= The Laws of Thought =

Book by George Boole

An Investigation of the Laws of Thought: on Which are Founded the Mathematical Theories of Logic and Probabilities by George Boole, published in 1854, is the second of Boole's two monographs on algebraic logic. Boole was a professor of mathematics at what was then Queen's College, Cork, now University College Cork, in Ireland.

== Review of the contents ==
The historian of logic John Corcoran wrote an accessible introduction to Laws of Thought and a point by point comparison of Prior Analytics and Laws of Thought. According to Corcoran, Boole fully accepted and endorsed Aristotle's logic. Boole's goals were "to go under, over, and beyond" Aristotle's logic by:
1. Providing it with mathematical foundations involving equations;
2. Extending the class of problems it could treat from assessing validity to solving equations, and;
3. Expanding the range of applications it could handle — e.g. from propositions having only two terms to those having arbitrarily many.

More specifically, Boole agreed with what Aristotle said; Boole's "disagreements", if they might be called that, concern what Aristotle did not say. First, in the realm of foundations, Boole reduced the four propositional forms of Aristotle's logic to formulas in the form of equations—by itself a revolutionary idea. Second, in the realm of logic's problems, Boole's addition of equation solving to logic—another revolutionary idea—involved Boole's doctrine that Aristotle's rules of inference (the "perfect syllogisms") must be supplemented by rules for equation solving. Third, in the realm of applications, Boole's system could handle multi-term propositions and arguments whereas Aristotle could handle only two-termed subject-predicate propositions and arguments. For example, Aristotle's system could not deduce "No quadrangle that is a square is a rectangle that is a rhombus" from "No square that is a quadrangle is a rhombus that is a rectangle" or from "No rhombus that is a rectangle is a square that is a quadrangle".

Boole's work founded the discipline of algebraic logic. It is often, but mistakenly, credited as being the source of what we know today as Boolean algebra. In fact, however, Boole's algebra differs from modern Boolean algebra: in Boole's algebra A+B cannot be interpreted by set union, due to the permissibility of uninterpretable terms in Boole's calculus. Therefore, algebras on Boole's account cannot be interpreted by sets under the operations of union, intersection and complement, as is the case with modern Boolean algebra. The task of developing the modern account of Boolean algebra fell to Boole's successors in the tradition of algebraic logic (Jevons 1869, Peirce 1880, Jevons 1890, Schröder 1890, Huntington 1904).

==Uninterpretable terms==
In Boole's account of his algebra, terms are reasoned about equationally, without a systematic interpretation being assigned to them. In places, Boole talks of terms being interpreted by sets, but he also recognises terms that cannot always be so interpreted, such as the term 2AB, which arises in equational manipulations. Such terms he classes uninterpretable terms; although elsewhere he has some instances of such terms being interpreted by integers.
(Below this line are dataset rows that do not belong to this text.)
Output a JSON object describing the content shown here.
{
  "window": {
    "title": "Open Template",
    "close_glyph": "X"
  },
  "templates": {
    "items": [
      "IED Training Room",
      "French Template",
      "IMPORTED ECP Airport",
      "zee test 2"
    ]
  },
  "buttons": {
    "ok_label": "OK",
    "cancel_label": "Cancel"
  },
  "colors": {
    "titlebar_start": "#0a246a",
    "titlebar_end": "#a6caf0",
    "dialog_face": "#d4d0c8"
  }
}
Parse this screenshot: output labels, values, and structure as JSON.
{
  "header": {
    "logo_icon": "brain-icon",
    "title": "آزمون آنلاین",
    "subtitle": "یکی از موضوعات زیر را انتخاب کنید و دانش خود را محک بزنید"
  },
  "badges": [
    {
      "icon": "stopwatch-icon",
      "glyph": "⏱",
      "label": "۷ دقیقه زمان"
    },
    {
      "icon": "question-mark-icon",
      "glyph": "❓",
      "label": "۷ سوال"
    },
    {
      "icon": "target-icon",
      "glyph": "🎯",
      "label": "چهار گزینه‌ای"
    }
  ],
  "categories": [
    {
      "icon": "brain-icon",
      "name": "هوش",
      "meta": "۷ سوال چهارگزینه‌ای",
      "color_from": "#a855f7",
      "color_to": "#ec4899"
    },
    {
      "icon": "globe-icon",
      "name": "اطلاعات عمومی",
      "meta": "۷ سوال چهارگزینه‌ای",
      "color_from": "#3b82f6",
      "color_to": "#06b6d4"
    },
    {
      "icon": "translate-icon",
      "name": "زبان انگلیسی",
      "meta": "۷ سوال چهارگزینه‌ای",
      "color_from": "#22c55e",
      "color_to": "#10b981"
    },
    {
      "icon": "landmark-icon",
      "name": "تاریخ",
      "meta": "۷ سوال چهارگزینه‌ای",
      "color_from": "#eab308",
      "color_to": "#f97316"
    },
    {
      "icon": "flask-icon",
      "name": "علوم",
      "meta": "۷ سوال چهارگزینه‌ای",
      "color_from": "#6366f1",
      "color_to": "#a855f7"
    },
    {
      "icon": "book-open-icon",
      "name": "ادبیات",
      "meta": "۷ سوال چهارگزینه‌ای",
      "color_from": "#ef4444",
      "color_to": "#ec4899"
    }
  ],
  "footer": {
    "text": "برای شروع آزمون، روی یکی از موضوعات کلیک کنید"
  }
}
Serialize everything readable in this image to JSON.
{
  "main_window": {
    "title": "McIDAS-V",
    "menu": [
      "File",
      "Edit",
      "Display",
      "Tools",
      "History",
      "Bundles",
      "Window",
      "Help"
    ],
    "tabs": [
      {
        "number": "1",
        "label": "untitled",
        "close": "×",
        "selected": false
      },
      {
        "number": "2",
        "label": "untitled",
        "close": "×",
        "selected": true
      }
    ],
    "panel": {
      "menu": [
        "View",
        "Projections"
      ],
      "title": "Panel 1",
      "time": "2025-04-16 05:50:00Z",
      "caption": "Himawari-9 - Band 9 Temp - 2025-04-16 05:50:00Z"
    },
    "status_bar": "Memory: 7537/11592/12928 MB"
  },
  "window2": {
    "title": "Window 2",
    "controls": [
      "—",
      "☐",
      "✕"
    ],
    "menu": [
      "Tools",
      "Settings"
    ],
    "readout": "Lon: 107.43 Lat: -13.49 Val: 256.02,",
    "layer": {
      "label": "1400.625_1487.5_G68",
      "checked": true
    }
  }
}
The coherences of the whole enterprise is justified by Boole in what Stanley Burris has later called the "rule of 0s and 1s", which justifies the claim that uninterpretable terms cannot be the ultimate result of equational manipulations from meaningful starting formulae (Burris 2000). Boole provided no proof of this rule, but the coherence of his system was proved by Theodore Hailperin, who provided an interpretation based on a fairly simple construction of rings from the integers to provide an interpretation of Boole's theory (Hailperin 1976).

==Boole's 1854 definition of the universe of discourse==

In every discourse, whether of the mind conversing with its own thoughts, or of the individual in his intercourse with others, there is an assumed or expressed limit within which the subjects of its operation are confined. The most unfettered discourse is that in which the words we use are understood in the widest possible application, and for them the limits of discourse are co-extensive with those of the universe itself. But more usually we confine ourselves to a less spacious field. Sometimes, in discoursing of men we imply (without expressing the limitation) that it is of men only under certain circumstances and conditions that we speak, as of civilized men, or of men in the vigour of life, or of men under some other condition or relation. Now, whatever may be the extent of the field within which all the objects of our discourse are found, that field may properly be termed the universe of discourse. Furthermore, this universe of discourse is in the strictest sense the ultimate subject of the discourse.
— George Boole

==Editions==
- Boole (1854). An Investigation of the Laws of Thought. Walton & Maberly.
- Boole, George (1958[1854]). An Investigation of the Laws of Thought on Which are Founded the Mathematical Theories of Logic and Probabilities. Macmillan. Reprinted with corrections, Dover Publications, New York, NY (reissued by Cambridge University Press, 2009, ISBN 978-1-108-00153-3).